ただし、紹介してもらった産業医が、必ずしも自社のニーズに合うとは限りません。紹介者の企業と自社では、規模や業種、抱えている健康課題が異なる場合があるためです。
また、契約後に何か問題が発生した場合、紹介者との関係性を考慮して言い出しにくくなる可能性もあります。契約変更や解約を検討する際に、人間関係が障壁となるリスクは考慮すべきでしょう。
産業医を選ぶポイント
産業医を探す際には、いくつかの重要なポイントを押さえておく必要があります。
産業医の資格確認
医師であれば誰でも産業医になれるわけではありません。産業医の要件は、労働安全衛生規則第14条第2項に定められています。
具体的には、厚生労働大臣の指定する者(日本医師会、産業医科大学)が行う研修を修了した者、産業医の養成課程を設置している産業医科大学その他の大学で厚生労働大臣が指定するものにおいて当該課程を修めて卒業し実習を履修した者、労働衛生コンサルタント試験に合格した者で試験区分が保健衛生である者、大学において労働衛生に関する科目を担当する教授・准教授・常勤講師またはこれらの経験者のいずれかの条件を満たす必要があります。
これらの条件を満たした医師がはじめて、産業医として活動することが可能になるのです。選任前に必ず産業医資格を確認しましょう。
専門性と経験
医師としての専門性だけでなく、産業医としてのスキルを確認することが大切です。具体的には、職場巡視や衛生講話などといった産業医の基本業務に対する理解度や、コミュニケーションスキル、問題解決力などが挙げられます。
また、産業医の能力を担保する専門的な資格は、選任にあたって必須ではないものの判断材料の一つです。たとえば、労働衛生コンサルタントや精神科医などの資格が挙げられます。自社が産業医に求めることから逆算して、あると望ましい資格を整理しておきましょう。

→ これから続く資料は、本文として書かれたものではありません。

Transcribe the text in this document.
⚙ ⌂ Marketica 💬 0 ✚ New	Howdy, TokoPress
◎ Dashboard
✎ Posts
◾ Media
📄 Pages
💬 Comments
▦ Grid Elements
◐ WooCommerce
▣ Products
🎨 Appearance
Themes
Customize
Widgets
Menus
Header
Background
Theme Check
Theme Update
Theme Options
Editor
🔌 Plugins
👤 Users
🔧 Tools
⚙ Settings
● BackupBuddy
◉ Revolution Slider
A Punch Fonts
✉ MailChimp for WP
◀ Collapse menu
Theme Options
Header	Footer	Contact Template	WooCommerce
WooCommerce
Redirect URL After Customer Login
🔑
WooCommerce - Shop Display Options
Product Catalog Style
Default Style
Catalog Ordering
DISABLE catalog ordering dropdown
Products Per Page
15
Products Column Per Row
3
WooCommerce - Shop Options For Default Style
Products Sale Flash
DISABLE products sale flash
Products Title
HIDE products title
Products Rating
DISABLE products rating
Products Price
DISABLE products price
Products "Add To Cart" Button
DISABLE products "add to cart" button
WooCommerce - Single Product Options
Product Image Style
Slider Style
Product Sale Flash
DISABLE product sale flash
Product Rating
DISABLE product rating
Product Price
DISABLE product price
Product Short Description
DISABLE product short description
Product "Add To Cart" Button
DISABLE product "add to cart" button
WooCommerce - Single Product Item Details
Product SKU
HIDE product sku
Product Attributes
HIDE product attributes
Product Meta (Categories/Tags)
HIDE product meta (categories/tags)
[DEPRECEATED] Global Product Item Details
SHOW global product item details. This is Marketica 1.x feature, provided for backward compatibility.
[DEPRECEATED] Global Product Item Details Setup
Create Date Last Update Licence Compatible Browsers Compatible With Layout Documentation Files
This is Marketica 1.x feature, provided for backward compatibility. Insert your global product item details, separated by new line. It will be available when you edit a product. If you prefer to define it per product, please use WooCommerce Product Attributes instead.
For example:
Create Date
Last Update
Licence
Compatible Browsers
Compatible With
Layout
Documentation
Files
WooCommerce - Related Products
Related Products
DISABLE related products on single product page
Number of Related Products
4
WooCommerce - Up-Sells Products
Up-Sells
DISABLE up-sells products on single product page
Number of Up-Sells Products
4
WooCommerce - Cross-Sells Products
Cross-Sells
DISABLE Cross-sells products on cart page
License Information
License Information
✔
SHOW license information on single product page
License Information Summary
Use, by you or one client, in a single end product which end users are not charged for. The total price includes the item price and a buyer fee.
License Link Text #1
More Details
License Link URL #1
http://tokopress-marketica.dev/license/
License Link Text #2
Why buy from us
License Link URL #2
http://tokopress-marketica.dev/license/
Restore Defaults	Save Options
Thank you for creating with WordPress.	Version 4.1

産業医経験が豊富な医師は、さまざまな企業での事例を知っているため、適切なアドバイスを期待できます。初めて産業医を選任する企業にとっては、経験豊富な産業医を選ぶことが安心につながるでしょう。
コミュニケーション能力
産業医の専門性だけでなく、コミュニケーション能力や柔軟性も重要な要素です。産業医は訪問日程や業務内容の調整や確認、従業員との面談など、企業側と意思疎通を図る機会が多くあります。
コミュニケーション能力や企業側との調整力に優れている産業医を選ぶとよいでしょう。また、産業医が対応しうる業務は多岐にわたり、契約当時に想定外だった問題が起きる場合もあります。そのため、業務内容や訪問時間の変更にも柔軟に応じてくれる医師を選ぶのがおすすめです。
従業員が相談しやすい人柄かどうかも大切なポイントです。産業医面談では、従業員がプライベートな健康情報を話すこともあるため、信頼関係を築けるコミュニケーション能力が求められます。
自社のニーズとの適合性
自社の業種や規模、抱えている健康課題に応じて、適した産業医を選ぶことが重要です。製造業であれば作業環境の評価に詳しい産業医、IT企業であればメンタルヘルス対策に強い産業医といったように、ニーズに合わせた選択が求められます。
また、訪問頻度や対応可能な曜日・時間帯も確認しておきましょう。複数の事業場がある場合は、すべての事業場に対応できるかも重要なポイントです。
産業医選任の手続き
産業医を見つけたら、次は選任の手続きを進めます。具体的な流れを確認しましょう。
産業医との契約が成立したら、選任すべき事由が発生した日から14日以内に産業医を選任しなければなりません。例えば、4月1日に新入社員が入社し、従業員数が50名を超えた場合、4月15日までに選任する必要があるのです。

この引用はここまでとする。